Andere Studien aus schwerer betroffenen Pandemiegebieten der Welt zeigen deutlich gestiegene OHCA-Inzidenzen und reduzierte Überlebenswahrscheinlichkeiten. Diese Ergebnisse werden dort jedoch als klar SARS-CoV-2- bzw. COVID-19-korreliert beschrieben [1, 8].

Der Vergleich der letzten Influenzaepidemie und der jetzigen SARS-CoV-2-Pandemie ist dabei brisant sowie interessant, da diese beiden Geschehnisse und die dabei getroffenen Infektionspräventionsmaßnahmen mitunter vergleichend gegenübergestellt und bewertet werden.

Die hier gewonnen Ergebnisse sollten also abschließend als Hinweise aus einem Niedrigprävalenzbereich in Bezug auf allgemeine OHCA-Patienten ohne SARS-CoV-2-Infektion interpretiert werden. Um die verschiedenen Einflüsse genauer und über einen längeren Zeitraum bewerten zu können, sind weitere Untersuchungen bei insgesamt gestiegener COVID-19-Inzidenz notwendig und werden von den Autoren in dem hier beschriebenen Bereich aktuell konzeptioniert.

Fazit für die Praxis

  • Die ergriffenen Infektionsschutzmaßnahmen im Rahmen der SARS-CoV-2-Pandemie scheinen in Niedrigprävalenzgebieten zum aktuellen Zeitpunkt keine größeren Auswirkungen auf den Behandlungsverlauf von Patienten mit außerklinischem Kreislaufstillstand ohne SARS-CoV-2-Infektion zu haben.
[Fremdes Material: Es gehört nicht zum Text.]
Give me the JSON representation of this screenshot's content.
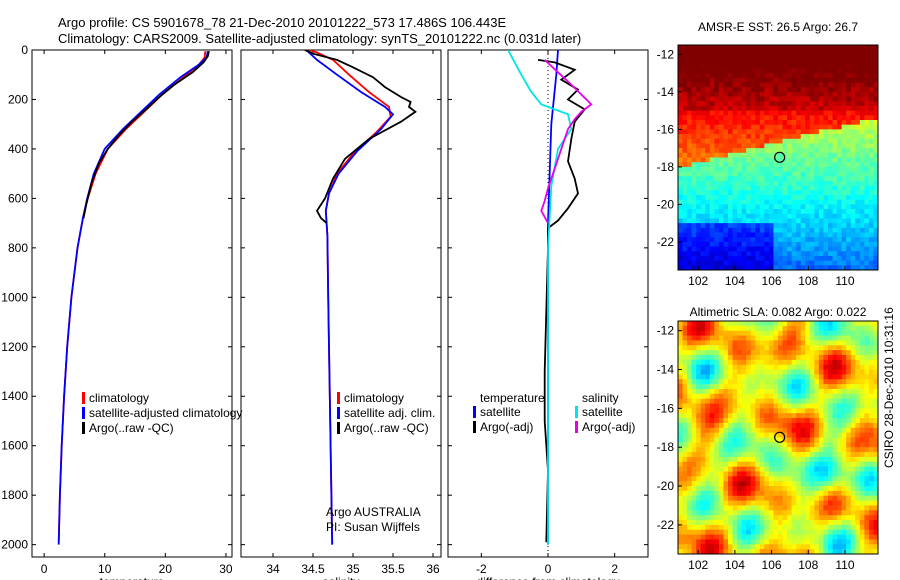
{
  "header": {
    "line1": "Argo profile: CS 5901678_78 21-Dec-2010 20101222_573 17.486S 106.443E",
    "line2": "Climatology: CARS2009. Satellite-adjusted climatology: synTS_20101222.nc (0.031d later)"
  },
  "side_stamp": "CSIRO 28-Dec-2010 10:31:16",
  "colors": {
    "climatology": "#ff0000",
    "satellite": "#0000ff",
    "argo": "#000000",
    "sal_sat": "#00e5e5",
    "sal_argo": "#e600e6"
  },
  "chart_data": [
    {
      "id": "temperature",
      "type": "line",
      "xlabel": "temperature",
      "xlim": [
        -2,
        31
      ],
      "ylim": [
        0,
        2050
      ],
      "y_inverted": true,
      "xticks": [
        0,
        10,
        20,
        30
      ],
      "yticks": [
        0,
        200,
        400,
        600,
        800,
        1000,
        1200,
        1400,
        1600,
        1800,
        2000
      ],
      "legend": [
        "climatology",
        "satellite-adjusted climatology",
        "Argo(..raw -QC)"
      ],
      "series": [
        {
          "name": "climatology",
          "color": "#ff0000",
          "points": [
            [
              26.6,
              5
            ],
            [
              26.5,
              30
            ],
            [
              25.5,
              60
            ],
            [
              23,
              110
            ],
            [
              19.5,
              180
            ],
            [
              16.5,
              250
            ],
            [
              13.5,
              320
            ],
            [
              10.5,
              400
            ],
            [
              8.5,
              500
            ],
            [
              7.2,
              600
            ],
            [
              6.4,
              680
            ],
            [
              5.5,
              800
            ],
            [
              4.5,
              1000
            ],
            [
              3.8,
              1200
            ],
            [
              3.3,
              1400
            ],
            [
              2.9,
              1600
            ],
            [
              2.6,
              1800
            ],
            [
              2.4,
              1990
            ]
          ]
        },
        {
          "name": "satellite-adjusted climatology",
          "color": "#0000ff",
          "points": [
            [
              27.0,
              5
            ],
            [
              26.8,
              30
            ],
            [
              25.5,
              60
            ],
            [
              22.5,
              110
            ],
            [
              19,
              180
            ],
            [
              16,
              250
            ],
            [
              13,
              320
            ],
            [
              10,
              400
            ],
            [
              8.2,
              500
            ],
            [
              7.1,
              600
            ],
            [
              6.4,
              680
            ],
            [
              5.5,
              800
            ],
            [
              4.5,
              1000
            ],
            [
              3.8,
              1200
            ],
            [
              3.3,
              1400
            ],
            [
              2.9,
              1600
            ],
            [
              2.6,
              1800
            ],
            [
              2.4,
              2000
            ]
          ]
        },
        {
          "name": "Argo(..raw -QC)",
          "color": "#000000",
          "points": [
            [
              27.2,
              5
            ],
            [
              27.0,
              25
            ],
            [
              26.3,
              50
            ],
            [
              24.5,
              90
            ],
            [
              21.5,
              140
            ],
            [
              19,
              190
            ],
            [
              16.8,
              240
            ],
            [
              14.5,
              290
            ],
            [
              12.5,
              340
            ],
            [
              10.5,
              400
            ],
            [
              9,
              460
            ],
            [
              7.8,
              540
            ],
            [
              7,
              620
            ],
            [
              6.5,
              680
            ]
          ]
        }
      ]
    },
    {
      "id": "salinity",
      "type": "line",
      "xlabel": "salinity",
      "xlim": [
        33.6,
        36.1
      ],
      "ylim": [
        0,
        2050
      ],
      "y_inverted": true,
      "xticks": [
        34,
        34.5,
        35,
        35.5,
        36
      ],
      "legend": [
        "climatology",
        "satellite adj. clim.",
        "Argo(..raw -QC)"
      ],
      "annotation": [
        "Argo AUSTRALIA",
        "PI: Susan Wijffels"
      ],
      "series": [
        {
          "name": "climatology",
          "color": "#ff0000",
          "points": [
            [
              34.45,
              0
            ],
            [
              34.55,
              10
            ],
            [
              34.75,
              40
            ],
            [
              34.95,
              100
            ],
            [
              35.2,
              170
            ],
            [
              35.45,
              230
            ],
            [
              35.47,
              270
            ],
            [
              35.3,
              330
            ],
            [
              35.0,
              420
            ],
            [
              34.8,
              500
            ],
            [
              34.7,
              580
            ],
            [
              34.66,
              650
            ],
            [
              34.68,
              750
            ],
            [
              34.69,
              1000
            ],
            [
              34.7,
              1200
            ],
            [
              34.71,
              1400
            ],
            [
              34.72,
              1600
            ],
            [
              34.73,
              1800
            ],
            [
              34.74,
              2000
            ]
          ]
        },
        {
          "name": "satellite adj. clim.",
          "color": "#0000ff",
          "points": [
            [
              34.42,
              0
            ],
            [
              34.45,
              10
            ],
            [
              34.55,
              40
            ],
            [
              34.8,
              100
            ],
            [
              35.1,
              170
            ],
            [
              35.4,
              230
            ],
            [
              35.5,
              260
            ],
            [
              35.35,
              320
            ],
            [
              35.05,
              410
            ],
            [
              34.82,
              500
            ],
            [
              34.7,
              580
            ],
            [
              34.66,
              650
            ],
            [
              34.68,
              750
            ],
            [
              34.69,
              1000
            ],
            [
              34.7,
              1200
            ],
            [
              34.71,
              1400
            ],
            [
              34.72,
              1600
            ],
            [
              34.73,
              1800
            ],
            [
              34.74,
              2000
            ]
          ]
        },
        {
          "name": "Argo(..raw -QC)",
          "color": "#000000",
          "points": [
            [
              34.4,
              0
            ],
            [
              34.5,
              15
            ],
            [
              34.8,
              40
            ],
            [
              35.0,
              70
            ],
            [
              35.25,
              110
            ],
            [
              35.4,
              150
            ],
            [
              35.6,
              190
            ],
            [
              35.72,
              210
            ],
            [
              35.7,
              230
            ],
            [
              35.78,
              250
            ],
            [
              35.6,
              290
            ],
            [
              35.2,
              360
            ],
            [
              34.9,
              440
            ],
            [
              34.75,
              520
            ],
            [
              34.65,
              600
            ],
            [
              34.55,
              650
            ],
            [
              34.6,
              680
            ],
            [
              34.67,
              700
            ]
          ]
        }
      ]
    },
    {
      "id": "difference",
      "type": "line",
      "xlabel": "difference from climatology",
      "xlim": [
        -3,
        3
      ],
      "ylim": [
        0,
        2050
      ],
      "y_inverted": true,
      "xticks": [
        -2,
        0,
        2
      ],
      "legend_temperature": {
        "title": "temperature",
        "items": [
          "satellite",
          "Argo(-adj)"
        ]
      },
      "legend_salinity": {
        "title": "salinity",
        "items": [
          "satellite",
          "Argo(-adj)"
        ]
      },
      "series": [
        {
          "name": "temperature satellite",
          "color": "#0000ff",
          "points": [
            [
              0.3,
              0
            ],
            [
              0.25,
              100
            ],
            [
              0.1,
              300
            ],
            [
              0,
              700
            ],
            [
              0,
              2000
            ]
          ]
        },
        {
          "name": "temperature Argo(-adj)",
          "color": "#000000",
          "points": [
            [
              -0.3,
              40
            ],
            [
              0.2,
              50
            ],
            [
              0.8,
              80
            ],
            [
              0.4,
              120
            ],
            [
              0.9,
              160
            ],
            [
              0.6,
              200
            ],
            [
              1.1,
              240
            ],
            [
              0.8,
              290
            ],
            [
              0.7,
              360
            ],
            [
              0.6,
              450
            ],
            [
              0.8,
              520
            ],
            [
              0.9,
              580
            ],
            [
              0.6,
              640
            ],
            [
              0.3,
              690
            ],
            [
              0,
              720
            ],
            [
              0,
              800
            ],
            [
              -0.1,
              1300
            ],
            [
              -0.1,
              1500
            ],
            [
              0,
              1700
            ],
            [
              -0.05,
              1990
            ]
          ]
        },
        {
          "name": "salinity satellite",
          "color": "#00e5e5",
          "points": [
            [
              -1.2,
              0
            ],
            [
              -0.8,
              100
            ],
            [
              -0.5,
              170
            ],
            [
              -0.2,
              220
            ],
            [
              0.6,
              260
            ],
            [
              0.7,
              320
            ],
            [
              0.3,
              400
            ],
            [
              0.1,
              550
            ],
            [
              0,
              800
            ],
            [
              0,
              2000
            ]
          ]
        },
        {
          "name": "salinity Argo(-adj)",
          "color": "#e600e6",
          "points": [
            [
              -0.1,
              40
            ],
            [
              0.3,
              90
            ],
            [
              0.7,
              140
            ],
            [
              1.0,
              180
            ],
            [
              1.3,
              220
            ],
            [
              1.0,
              250
            ],
            [
              0.8,
              280
            ],
            [
              0.6,
              320
            ],
            [
              0.4,
              400
            ],
            [
              0.2,
              480
            ],
            [
              0,
              560
            ],
            [
              -0.1,
              610
            ],
            [
              -0.2,
              650
            ],
            [
              0,
              700
            ]
          ]
        }
      ]
    },
    {
      "id": "amsre-sst",
      "type": "heatmap",
      "title": "AMSR-E SST: 26.5 Argo: 26.7",
      "xlim": [
        100.9,
        111.8
      ],
      "ylim": [
        -23.5,
        -11.5
      ],
      "xticks": [
        102,
        104,
        106,
        108,
        110
      ],
      "yticks": [
        -12,
        -14,
        -16,
        -18,
        -20,
        -22
      ],
      "marker": [
        106.44,
        -17.49
      ]
    },
    {
      "id": "altimetric-sla",
      "type": "heatmap",
      "title": "Altimetric SLA: 0.082 Argo: 0.022",
      "xlim": [
        100.9,
        111.8
      ],
      "ylim": [
        -23.5,
        -11.5
      ],
      "xticks": [
        102,
        104,
        106,
        108,
        110
      ],
      "yticks": [
        -12,
        -14,
        -16,
        -18,
        -20,
        -22
      ],
      "marker": [
        106.44,
        -17.49
      ]
    }
  ]
}
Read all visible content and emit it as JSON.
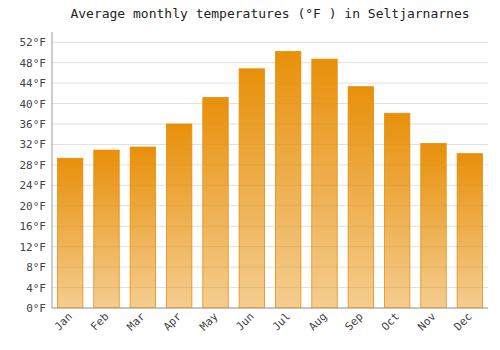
{
  "chart_data": {
    "type": "bar",
    "title": "Average monthly temperatures (°F ) in Seltjarnarnes",
    "categories": [
      "Jan",
      "Feb",
      "Mar",
      "Apr",
      "May",
      "Jun",
      "Jul",
      "Aug",
      "Sep",
      "Oct",
      "Nov",
      "Dec"
    ],
    "values": [
      29.3,
      30.9,
      31.5,
      36.0,
      41.2,
      46.8,
      50.2,
      48.7,
      43.3,
      38.1,
      32.2,
      30.2
    ],
    "color": "#E8900A",
    "ylim": [
      0,
      54
    ],
    "yticks": [
      {
        "value": 0,
        "label": "0°F"
      },
      {
        "value": 4,
        "label": "4°F"
      },
      {
        "value": 8,
        "label": "8°F"
      },
      {
        "value": 12,
        "label": "12°F"
      },
      {
        "value": 16,
        "label": "16°F"
      },
      {
        "value": 20,
        "label": "20°F"
      },
      {
        "value": 24,
        "label": "24°F"
      },
      {
        "value": 28,
        "label": "28°F"
      },
      {
        "value": 32,
        "label": "32°F"
      },
      {
        "value": 36,
        "label": "36°F"
      },
      {
        "value": 40,
        "label": "40°F"
      },
      {
        "value": 44,
        "label": "44°F"
      },
      {
        "value": 48,
        "label": "48°F"
      },
      {
        "value": 52,
        "label": "52°F"
      }
    ],
    "grid": true
  }
}
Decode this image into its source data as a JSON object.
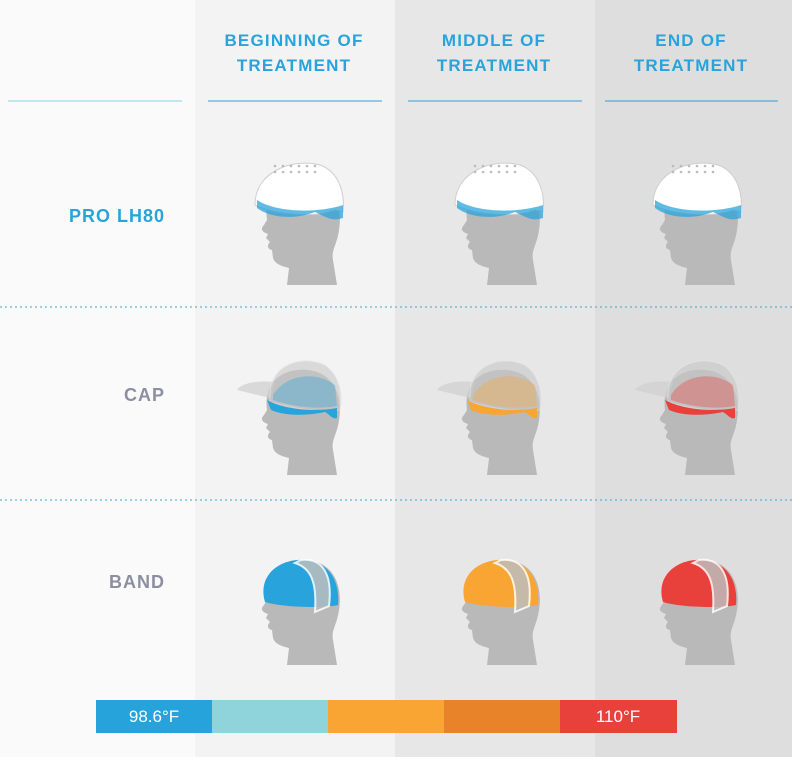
{
  "columns": [
    {
      "lines": [
        "BEGINNING OF",
        "TREATMENT"
      ]
    },
    {
      "lines": [
        "MIDDLE OF",
        "TREATMENT"
      ]
    },
    {
      "lines": [
        "END OF",
        "TREATMENT"
      ]
    }
  ],
  "rows": [
    {
      "label": "PRO LH80"
    },
    {
      "label": "CAP"
    },
    {
      "label": "BAND"
    }
  ],
  "scale": {
    "start": "98.6°F",
    "end": "110°F"
  }
}
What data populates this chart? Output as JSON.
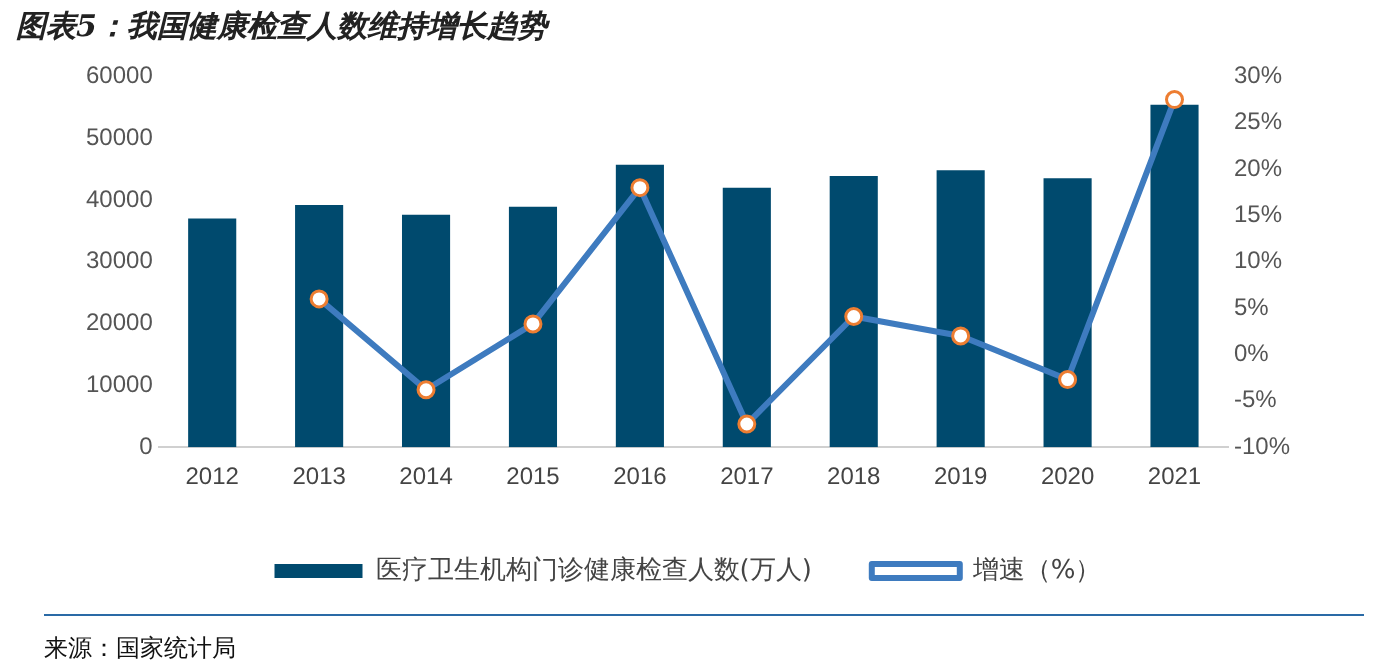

  • In schwerer betroffenen Gebieten der SARS-CoV-2-Pandemie zeigte sich jedoch ein deutlicher Anstieg der OHCA-Inzidenz sowie eine Outcomeverschlechterung.

  • Medizinisches Fachpersonal sollte nach wie vor den Eigenschutz in größeren Infektionslagen priorisieren und darunter eine leitlinienkonforme Behandlung anstreben.